Em troca de cartas com Clarice Lispector, Fernando Sabino conta de um sonho que teve com a escritora. No sonho, Os dois conversam sobre o novo livro de Octávio de Faria, e ele diz que “Tudo tem um nome e mesmo a fera tem um nome que Octávio não sabe.” Insiste. “Tem um nome, Clarice, esta fera tem um nome.
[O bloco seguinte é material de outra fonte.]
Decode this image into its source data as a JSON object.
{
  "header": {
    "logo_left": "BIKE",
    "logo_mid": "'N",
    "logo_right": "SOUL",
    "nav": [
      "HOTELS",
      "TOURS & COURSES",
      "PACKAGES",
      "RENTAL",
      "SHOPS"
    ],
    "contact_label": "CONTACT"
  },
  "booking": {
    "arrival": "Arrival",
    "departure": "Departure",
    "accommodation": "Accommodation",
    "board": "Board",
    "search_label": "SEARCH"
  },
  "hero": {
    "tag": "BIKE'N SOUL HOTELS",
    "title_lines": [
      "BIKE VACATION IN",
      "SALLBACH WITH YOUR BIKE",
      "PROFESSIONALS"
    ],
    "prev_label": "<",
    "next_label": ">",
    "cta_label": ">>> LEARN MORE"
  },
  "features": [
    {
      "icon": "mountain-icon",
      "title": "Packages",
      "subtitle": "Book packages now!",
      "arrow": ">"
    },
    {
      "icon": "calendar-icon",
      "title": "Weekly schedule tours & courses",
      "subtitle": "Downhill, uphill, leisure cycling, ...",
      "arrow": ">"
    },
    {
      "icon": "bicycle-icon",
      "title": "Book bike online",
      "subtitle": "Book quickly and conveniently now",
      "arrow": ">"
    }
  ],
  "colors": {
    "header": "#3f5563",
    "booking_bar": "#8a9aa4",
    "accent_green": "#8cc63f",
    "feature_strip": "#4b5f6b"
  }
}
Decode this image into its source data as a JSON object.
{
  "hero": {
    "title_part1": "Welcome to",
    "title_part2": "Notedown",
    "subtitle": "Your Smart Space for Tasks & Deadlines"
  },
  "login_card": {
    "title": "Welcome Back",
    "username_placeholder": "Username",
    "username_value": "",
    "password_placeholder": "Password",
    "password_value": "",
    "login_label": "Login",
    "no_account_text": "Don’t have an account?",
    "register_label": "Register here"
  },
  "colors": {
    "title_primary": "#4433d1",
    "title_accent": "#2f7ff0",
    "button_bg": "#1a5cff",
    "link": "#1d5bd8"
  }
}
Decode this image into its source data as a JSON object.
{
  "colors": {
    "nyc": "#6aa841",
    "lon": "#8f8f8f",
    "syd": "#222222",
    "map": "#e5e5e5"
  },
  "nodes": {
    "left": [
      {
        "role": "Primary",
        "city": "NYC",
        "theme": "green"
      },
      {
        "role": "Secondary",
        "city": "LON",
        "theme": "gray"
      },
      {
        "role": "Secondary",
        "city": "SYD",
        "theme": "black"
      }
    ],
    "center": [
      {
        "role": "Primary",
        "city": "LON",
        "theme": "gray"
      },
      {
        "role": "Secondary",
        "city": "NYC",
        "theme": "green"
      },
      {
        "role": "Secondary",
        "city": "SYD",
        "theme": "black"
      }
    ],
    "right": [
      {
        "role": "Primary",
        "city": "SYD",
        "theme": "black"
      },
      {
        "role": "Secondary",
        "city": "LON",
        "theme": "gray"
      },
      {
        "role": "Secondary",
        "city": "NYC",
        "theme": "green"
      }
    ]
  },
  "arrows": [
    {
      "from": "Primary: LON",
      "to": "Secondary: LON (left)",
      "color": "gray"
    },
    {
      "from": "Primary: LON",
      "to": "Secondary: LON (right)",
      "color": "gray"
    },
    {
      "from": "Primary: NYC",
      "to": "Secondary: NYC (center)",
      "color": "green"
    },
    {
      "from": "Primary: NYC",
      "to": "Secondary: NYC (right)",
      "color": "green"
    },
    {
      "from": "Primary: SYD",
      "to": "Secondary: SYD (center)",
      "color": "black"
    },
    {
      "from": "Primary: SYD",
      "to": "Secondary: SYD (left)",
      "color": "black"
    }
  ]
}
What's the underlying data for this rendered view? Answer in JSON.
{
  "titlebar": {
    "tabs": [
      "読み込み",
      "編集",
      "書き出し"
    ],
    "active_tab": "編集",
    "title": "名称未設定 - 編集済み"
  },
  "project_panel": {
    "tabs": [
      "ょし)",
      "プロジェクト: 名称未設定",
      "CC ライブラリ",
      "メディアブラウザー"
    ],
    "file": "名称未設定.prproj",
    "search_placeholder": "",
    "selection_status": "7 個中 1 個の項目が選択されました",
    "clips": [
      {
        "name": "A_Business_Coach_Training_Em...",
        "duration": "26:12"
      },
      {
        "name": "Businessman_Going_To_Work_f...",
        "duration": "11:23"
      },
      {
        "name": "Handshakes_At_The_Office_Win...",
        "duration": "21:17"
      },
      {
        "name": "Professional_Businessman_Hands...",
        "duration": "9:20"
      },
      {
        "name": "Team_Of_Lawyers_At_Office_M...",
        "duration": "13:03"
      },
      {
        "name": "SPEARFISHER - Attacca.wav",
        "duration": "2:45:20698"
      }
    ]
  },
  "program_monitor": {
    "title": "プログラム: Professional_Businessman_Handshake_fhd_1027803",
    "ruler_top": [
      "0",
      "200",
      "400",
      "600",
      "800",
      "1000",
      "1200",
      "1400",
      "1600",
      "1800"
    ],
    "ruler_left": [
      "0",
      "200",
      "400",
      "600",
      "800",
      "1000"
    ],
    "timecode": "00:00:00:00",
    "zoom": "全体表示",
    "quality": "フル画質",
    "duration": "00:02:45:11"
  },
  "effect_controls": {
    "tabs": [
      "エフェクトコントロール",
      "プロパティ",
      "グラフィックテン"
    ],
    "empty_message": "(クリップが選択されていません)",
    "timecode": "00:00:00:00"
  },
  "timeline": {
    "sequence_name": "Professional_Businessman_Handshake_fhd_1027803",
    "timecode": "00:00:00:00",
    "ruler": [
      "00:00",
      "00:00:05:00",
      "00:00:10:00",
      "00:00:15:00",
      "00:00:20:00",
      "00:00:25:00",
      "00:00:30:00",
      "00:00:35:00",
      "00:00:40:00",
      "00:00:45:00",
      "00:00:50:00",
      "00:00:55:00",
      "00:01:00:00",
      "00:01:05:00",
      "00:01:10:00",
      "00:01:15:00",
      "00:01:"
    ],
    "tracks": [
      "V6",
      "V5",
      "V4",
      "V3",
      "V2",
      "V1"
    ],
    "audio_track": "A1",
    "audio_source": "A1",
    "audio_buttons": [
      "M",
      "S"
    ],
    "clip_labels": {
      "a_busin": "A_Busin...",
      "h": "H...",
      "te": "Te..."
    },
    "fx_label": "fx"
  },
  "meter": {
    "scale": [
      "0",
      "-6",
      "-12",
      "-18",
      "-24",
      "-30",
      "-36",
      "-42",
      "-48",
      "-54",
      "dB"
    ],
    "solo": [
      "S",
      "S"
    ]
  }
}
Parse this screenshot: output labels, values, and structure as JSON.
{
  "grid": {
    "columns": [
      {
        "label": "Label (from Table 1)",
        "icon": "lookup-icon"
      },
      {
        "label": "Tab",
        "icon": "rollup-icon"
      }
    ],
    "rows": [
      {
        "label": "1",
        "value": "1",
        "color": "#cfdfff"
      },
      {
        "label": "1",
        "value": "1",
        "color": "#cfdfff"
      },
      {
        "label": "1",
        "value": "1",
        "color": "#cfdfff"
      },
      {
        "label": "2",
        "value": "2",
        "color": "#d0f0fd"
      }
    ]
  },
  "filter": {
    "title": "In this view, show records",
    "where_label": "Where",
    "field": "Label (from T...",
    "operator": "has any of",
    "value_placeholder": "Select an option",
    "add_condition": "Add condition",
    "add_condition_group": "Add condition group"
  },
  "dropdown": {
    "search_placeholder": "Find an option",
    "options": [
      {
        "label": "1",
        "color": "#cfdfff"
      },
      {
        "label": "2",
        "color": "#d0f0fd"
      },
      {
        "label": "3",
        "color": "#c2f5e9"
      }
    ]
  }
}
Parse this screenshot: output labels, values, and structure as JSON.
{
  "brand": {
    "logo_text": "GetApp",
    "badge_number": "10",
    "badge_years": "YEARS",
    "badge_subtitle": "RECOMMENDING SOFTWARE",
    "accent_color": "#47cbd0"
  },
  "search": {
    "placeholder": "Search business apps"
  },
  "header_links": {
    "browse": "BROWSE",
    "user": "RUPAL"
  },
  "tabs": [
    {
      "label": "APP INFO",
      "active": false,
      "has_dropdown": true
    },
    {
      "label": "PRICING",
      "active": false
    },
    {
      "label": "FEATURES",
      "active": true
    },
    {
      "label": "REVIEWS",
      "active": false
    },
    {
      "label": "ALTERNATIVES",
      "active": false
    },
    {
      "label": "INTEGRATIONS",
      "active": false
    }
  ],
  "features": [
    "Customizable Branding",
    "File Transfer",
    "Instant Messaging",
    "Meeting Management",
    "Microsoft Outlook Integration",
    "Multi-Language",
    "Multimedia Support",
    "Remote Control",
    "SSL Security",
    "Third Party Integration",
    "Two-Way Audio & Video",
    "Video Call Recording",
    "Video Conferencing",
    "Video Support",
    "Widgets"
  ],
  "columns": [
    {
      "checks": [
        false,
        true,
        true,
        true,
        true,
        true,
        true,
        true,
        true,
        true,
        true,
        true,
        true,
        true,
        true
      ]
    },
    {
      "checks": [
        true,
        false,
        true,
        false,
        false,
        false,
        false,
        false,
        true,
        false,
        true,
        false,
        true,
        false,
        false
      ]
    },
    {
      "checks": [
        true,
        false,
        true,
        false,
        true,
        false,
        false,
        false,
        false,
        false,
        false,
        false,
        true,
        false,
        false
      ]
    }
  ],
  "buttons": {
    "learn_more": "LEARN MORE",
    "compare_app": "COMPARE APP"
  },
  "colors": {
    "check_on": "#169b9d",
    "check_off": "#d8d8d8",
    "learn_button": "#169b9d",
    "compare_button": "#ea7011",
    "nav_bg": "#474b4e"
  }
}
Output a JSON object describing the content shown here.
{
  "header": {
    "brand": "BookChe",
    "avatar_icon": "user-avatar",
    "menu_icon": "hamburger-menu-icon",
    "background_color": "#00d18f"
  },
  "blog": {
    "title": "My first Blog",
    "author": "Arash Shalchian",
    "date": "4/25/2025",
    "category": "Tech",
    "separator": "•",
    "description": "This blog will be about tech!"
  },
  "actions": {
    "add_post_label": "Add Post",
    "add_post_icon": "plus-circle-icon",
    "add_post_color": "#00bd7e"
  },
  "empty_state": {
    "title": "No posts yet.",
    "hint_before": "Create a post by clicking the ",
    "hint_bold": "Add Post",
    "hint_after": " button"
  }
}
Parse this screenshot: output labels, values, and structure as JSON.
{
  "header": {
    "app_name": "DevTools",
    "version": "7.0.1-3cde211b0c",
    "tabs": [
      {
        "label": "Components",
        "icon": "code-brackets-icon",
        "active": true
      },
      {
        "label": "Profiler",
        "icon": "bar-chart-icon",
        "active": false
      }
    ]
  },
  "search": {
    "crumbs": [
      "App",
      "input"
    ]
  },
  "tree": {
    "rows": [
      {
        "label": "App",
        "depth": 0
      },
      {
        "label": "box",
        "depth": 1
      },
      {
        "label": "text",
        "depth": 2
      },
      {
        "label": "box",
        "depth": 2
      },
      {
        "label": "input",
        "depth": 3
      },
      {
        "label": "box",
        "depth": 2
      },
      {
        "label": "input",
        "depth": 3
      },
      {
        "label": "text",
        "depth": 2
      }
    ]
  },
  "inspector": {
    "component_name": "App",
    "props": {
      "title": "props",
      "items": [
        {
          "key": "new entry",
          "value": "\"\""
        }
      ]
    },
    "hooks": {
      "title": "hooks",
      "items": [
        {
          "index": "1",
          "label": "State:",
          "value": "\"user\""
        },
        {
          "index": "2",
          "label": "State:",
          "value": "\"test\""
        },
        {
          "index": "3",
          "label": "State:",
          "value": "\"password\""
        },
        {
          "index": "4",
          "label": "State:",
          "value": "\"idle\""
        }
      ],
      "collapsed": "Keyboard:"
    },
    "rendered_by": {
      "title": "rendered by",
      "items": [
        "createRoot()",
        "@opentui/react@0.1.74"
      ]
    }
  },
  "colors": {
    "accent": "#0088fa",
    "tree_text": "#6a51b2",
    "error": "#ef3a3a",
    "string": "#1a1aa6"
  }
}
Eu sei o nome da fera!”. Clarice, no próprio sonho, responde “O importante não é o nome, o importante é tudo que existe.”

Penso se é o bicho que traz a marca do nome ou se é o nome que se inscreve a partir do bicho, se é a onda que cria o cavalo ou se é do cavalo que nasce a onda, se as telas são janelas para os animais livres ou se é o cavalo que faz da sala coisa viva onde se pode galopar.
O importante é que trote, nua e inegável, a palavra impossível que nos movimenta.

Em pacto com a imensidão,
azul e longa,
ter quatro patas é um compromisso com o horizonte.